So here I am at the library again. I love this particular library, only seven minutes from our co-op. I'm here several hours every week. Tuesday morning is lesson prep day, Tuesday afternoon is our history lesson day, and Thursday afternoon is a time to recover from a busy week and busy morning of teaching. Sometimes Arielle and I just hang out together here with a cup of coffee until we go back to our last class.
It's quiet here, no distractions. People speak in low tones (until my loud kids arrive). The tables are roomy to spread out my books; the sunshine streams in the tall windows all around. And I'm surrounded by shelves of books, books, everywhere! It's the perfect place for planning, learning, preparing, dreaming.
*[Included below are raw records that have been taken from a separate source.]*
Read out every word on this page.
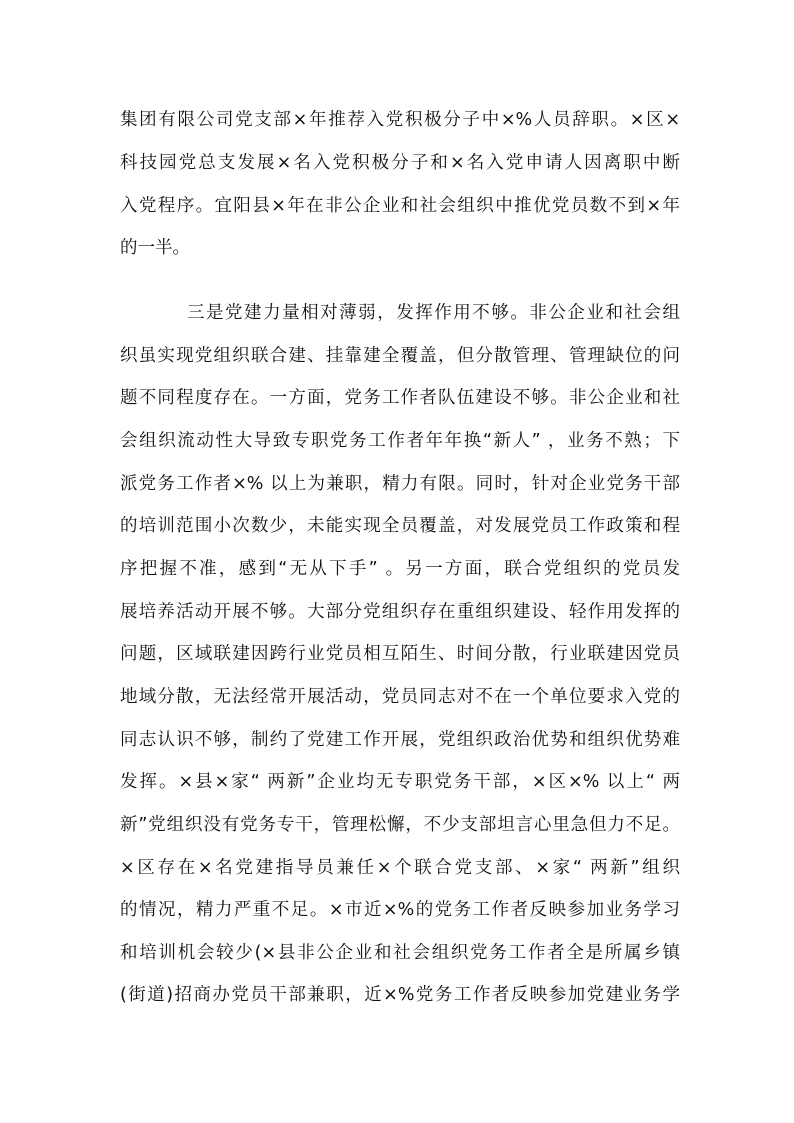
集团有限公司党支部×年推荐入党积极分子中×%人员辞职。×区×
科技园党总支发展×名入党积极分子和×名入党申请人因离职中断
入党程序。宜阳县×年在非公企业和社会组织中推优党员数不到×年
的一半。
三是党建力量相对薄弱，发挥作用不够。非公企业和社会组
织虽实现党组织联合建、挂靠建全覆盖，但分散管理、管理缺位的问
题不同程度存在。一方面，党务工作者队伍建设不够。非公企业和社
会组织流动性大导致专职党务工作者年年换“新人” ，业务不熟；下
派党务工作者×% 以上为兼职，精力有限。同时，针对企业党务干部
的培训范围小次数少，未能实现全员覆盖，对发展党员工作政策和程
序把握不准，感到“无从下手” 。另一方面，联合党组织的党员发
展培养活动开展不够。大部分党组织存在重组织建设、轻作用发挥的
问题，区域联建因跨行业党员相互陌生、时间分散，行业联建因党员
地域分散，无法经常开展活动，党员同志对不在一个单位要求入党的
同志认识不够，制约了党建工作开展，党组织政治优势和组织优势难
发挥。×县×家“ 两新”企业均无专职党务干部，×区×% 以上“ 两
新”党组织没有党务专干，管理松懈，不少支部坦言心里急但力不足。
×区存在×名党建指导员兼任×个联合党支部、×家“ 两新”组织
的情况，精力严重不足。×市近×%的党务工作者反映参加业务学习
和培训机会较少(×县非公企业和社会组织党务工作者全是所属乡镇
(街道)招商办党员干部兼职，近×%党务工作者反映参加党建业务学
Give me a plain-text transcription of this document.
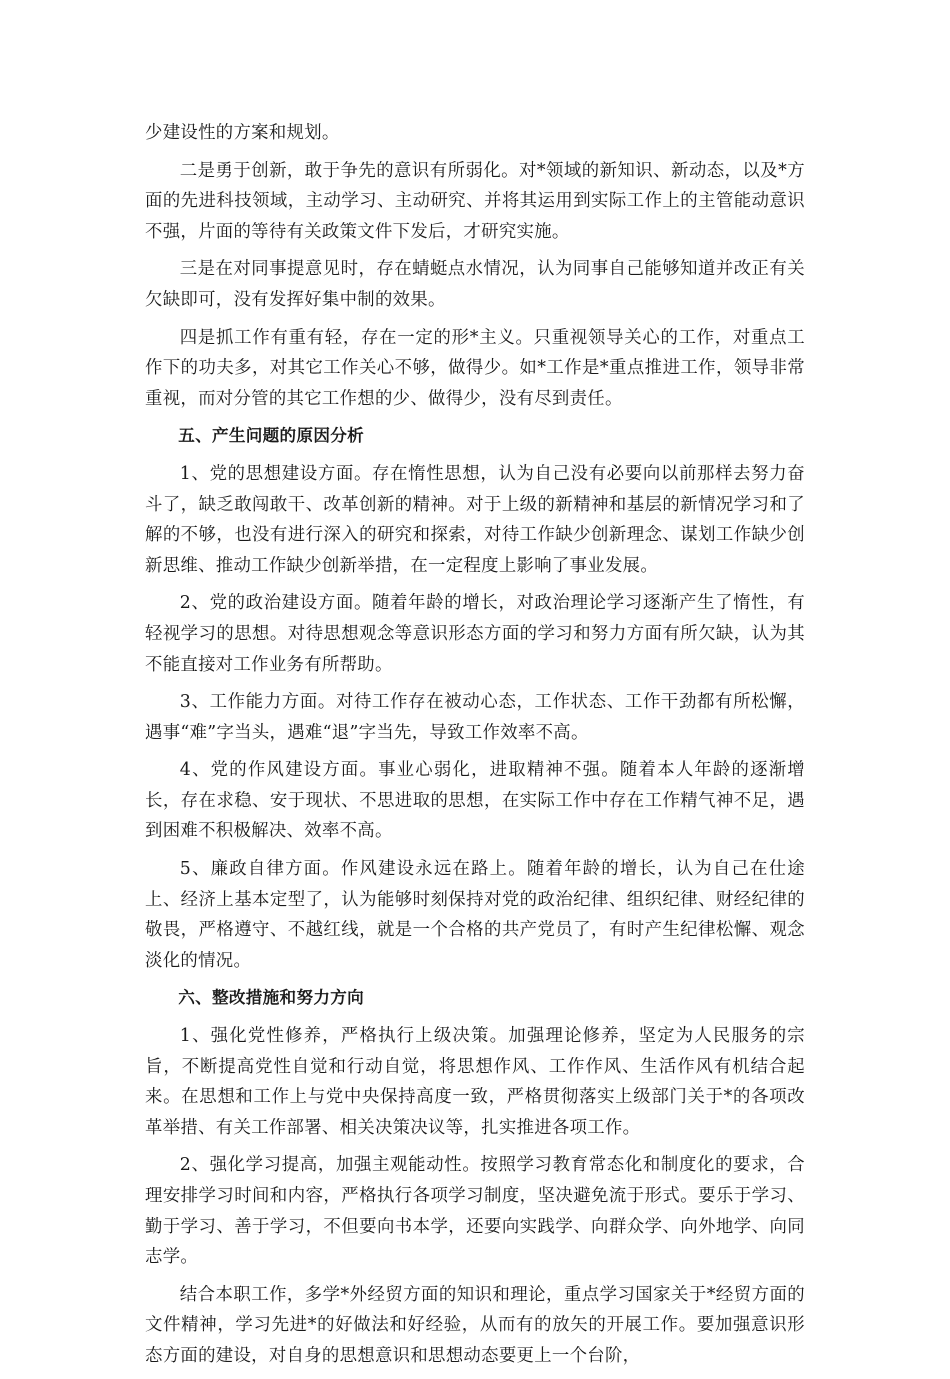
少建设性的方案和规划。

二是勇于创新，敢于争先的意识有所弱化。对*领域的新知识、新动态，以及*方面的先进科技领域，主动学习、主动研究、并将其运用到实际工作上的主管能动意识不强，片面的等待有关政策文件下发后，才研究实施。

三是在对同事提意见时，存在蜻蜓点水情况，认为同事自己能够知道并改正有关欠缺即可，没有发挥好集中制的效果。

四是抓工作有重有轻，存在一定的形*主义。只重视领导关心的工作，对重点工作下的功夫多，对其它工作关心不够，做得少。如*工作是*重点推进工作，领导非常重视，而对分管的其它工作想的少、做得少，没有尽到责任。

五、产生问题的原因分析

1、党的思想建设方面。存在惰性思想，认为自己没有必要向以前那样去努力奋斗了，缺乏敢闯敢干、改革创新的精神。对于上级的新精神和基层的新情况学习和了解的不够，也没有进行深入的研究和探索，对待工作缺少创新理念、谋划工作缺少创新思维、推动工作缺少创新举措，在一定程度上影响了事业发展。

2、党的政治建设方面。随着年龄的增长，对政治理论学习逐渐产生了惰性，有轻视学习的思想。对待思想观念等意识形态方面的学习和努力方面有所欠缺，认为其不能直接对工作业务有所帮助。

3、工作能力方面。对待工作存在被动心态，工作状态、工作干劲都有所松懈，遇事“难”字当头，遇难“退”字当先，导致工作效率不高。

4、党的作风建设方面。事业心弱化，进取精神不强。随着本人年龄的逐渐增长，存在求稳、安于现状、不思进取的思想，在实际工作中存在工作精气神不足，遇到困难不积极解决、效率不高。

5、廉政自律方面。作风建设永远在路上。随着年龄的增长，认为自己在仕途上、经济上基本定型了，认为能够时刻保持对党的政治纪律、组织纪律、财经纪律的敬畏，严格遵守、不越红线，就是一个合格的共产党员了，有时产生纪律松懈、观念淡化的情况。

六、整改措施和努力方向

1、强化党性修养，严格执行上级决策。加强理论修养，坚定为人民服务的宗旨，不断提高党性自觉和行动自觉，将思想作风、工作作风、生活作风有机结合起来。在思想和工作上与党中央保持高度一致，严格贯彻落实上级部门关于*的各项改革举措、有关工作部署、相关决策决议等，扎实推进各项工作。

2、强化学习提高，加强主观能动性。按照学习教育常态化和制度化的要求，合理安排学习时间和内容，严格执行各项学习制度，坚决避免流于形式。要乐于学习、勤于学习、善于学习，不但要向书本学，还要向实践学、向群众学、向外地学、向同志学。

结合本职工作，多学*外经贸方面的知识和理论，重点学习国家关于*经贸方面的文件精神，学习先进*的好做法和好经验，从而有的放矢的开展工作。要加强意识形态方面的建设，对自身的思想意识和思想动态要更上一个台阶，
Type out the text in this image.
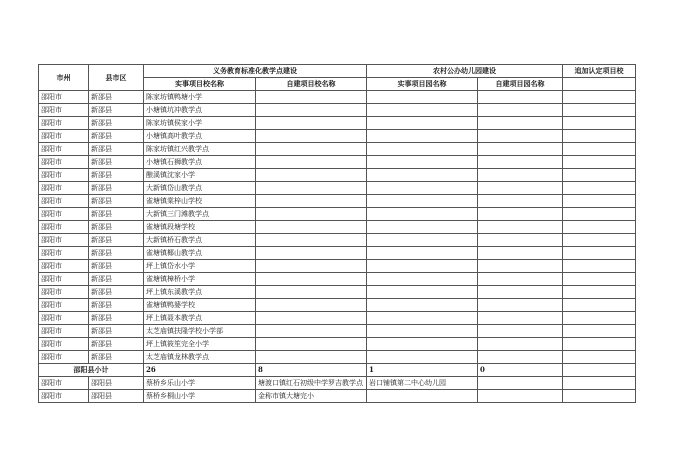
市州	县市区	义务教育标准化教学点建设		农村公办幼儿园建设		追加认定项目校
		实事项目校名称	自建项目校名称	实事项目园名称	自建项目园名称	
邵阳市	新邵县	陈家坊镇鸭塘小学				
邵阳市	新邵县	小塘镇坑冲教学点				
邵阳市	新邵县	陈家坊镇侯家小学				
邵阳市	新邵县	小塘镇高叶教学点				
邵阳市	新邵县	陈家坊镇红兴教学点				
邵阳市	新邵县	小塘镇石狮教学点				
邵阳市	新邵县	酿溪镇沈家小学				
邵阳市	新邵县	大新镇岱山教学点				
邵阳市	新邵县	雀塘镇棠梓山学校				
邵阳市	新邵县	大新镇三门滩教学点				
邵阳市	新邵县	雀塘镇段塘学校				
邵阳市	新邵县	大新镇桥石教学点				
邵阳市	新邵县	雀塘镇椰山教学点				
邵阳市	新邵县	坪上镇岱水小学				
邵阳市	新邵县	雀塘镇樟桥小学				
邵阳市	新邵县	坪上镇东溪教学点				
邵阳市	新邵县	雀塘镇鸭婆学校				
邵阳市	新邵县	坪上镇聂本教学点				
邵阳市	新邵县	太芝庙镇扶隆学校小学部				
邵阳市	新邵县	坪上镇筱笙完全小学				
邵阳市	新邵县	太芝庙镇龙林教学点				
邵阳县小计		26	8	1	0	
邵阳市	邵阳县	蔡桥乡乐山小学	塘渡口镇红石初级中学罗吉教学点	岩口铺镇第二中心幼儿园		
邵阳市	邵阳县	蔡桥乡桐山小学	金称市镇大塘完小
I've always loved libraries, maybe because I didn't grow up with any--none in my elementary school, none in my little desert town. In high school I don't remember ever having time to go there. We did have a bookmobile that came to our neighborhood periodically. But then later in life I discovered the magical world of libraries. Old ones with musty smells and haunted aisles to explore. Small ones where you can just about go through the whole collection in a day. Before the days of inter-library loans you would read everything on the shelf by your favorite author and that would be it. In college I discovered the quiet, the peace, the grand opportunity to read anything about everything. I would spend long hours there, late into the afternoon with the sun setting outside the windows, while I did just what I am doing now--thinking, writing, studying.
Tuesdays I pick up Arielle, Liana and Steven from the co-op and we meet up with Steven's mom to do our history. The kids head first to the vending machines to get snacks, anything to delay the start of a lesson. Then we gather around a big table with paper and pens and maps and books. We've traveled through World War I, the Russian Revolution, and we're now heading into World War II. If we need a reference book, there it is on the shelf. A classic to read about our time period? There it is. If the library doesn't have what we need, we can order it.
I take Liana back to her theatre class and then come back to the library. Arielle and Steven do their homework, or wander through the shelves of DVDs, or work on the big jigsaw puzzle set up on another table. It's a dreamy time for them too, caught up in the silence and walls of books and movies. Cindy and I pass the time just talking. In hushed tones, of course.
We've had this routine since last September. We drove the country roads in the autumn when golden leaves scuttled along in front of us. Then winter when it was bitter cold out and the scenery was not pretty anymore. I would arrive wrapped in a scarf and layers of fleece. But inside the library, it was always toasty and the coffee hot. People speak softly and I work on lessons. Bliss.
The school year is winding down. The sunshine is brighter and the kids have trouble settling down. They are dreaming of summer. I realize we won't come here anymore once school is out. It's too far from our house. I will miss this library. But more than that, I will miss this year, this stage in my daughters' lives, the friendship and the laughter around the table.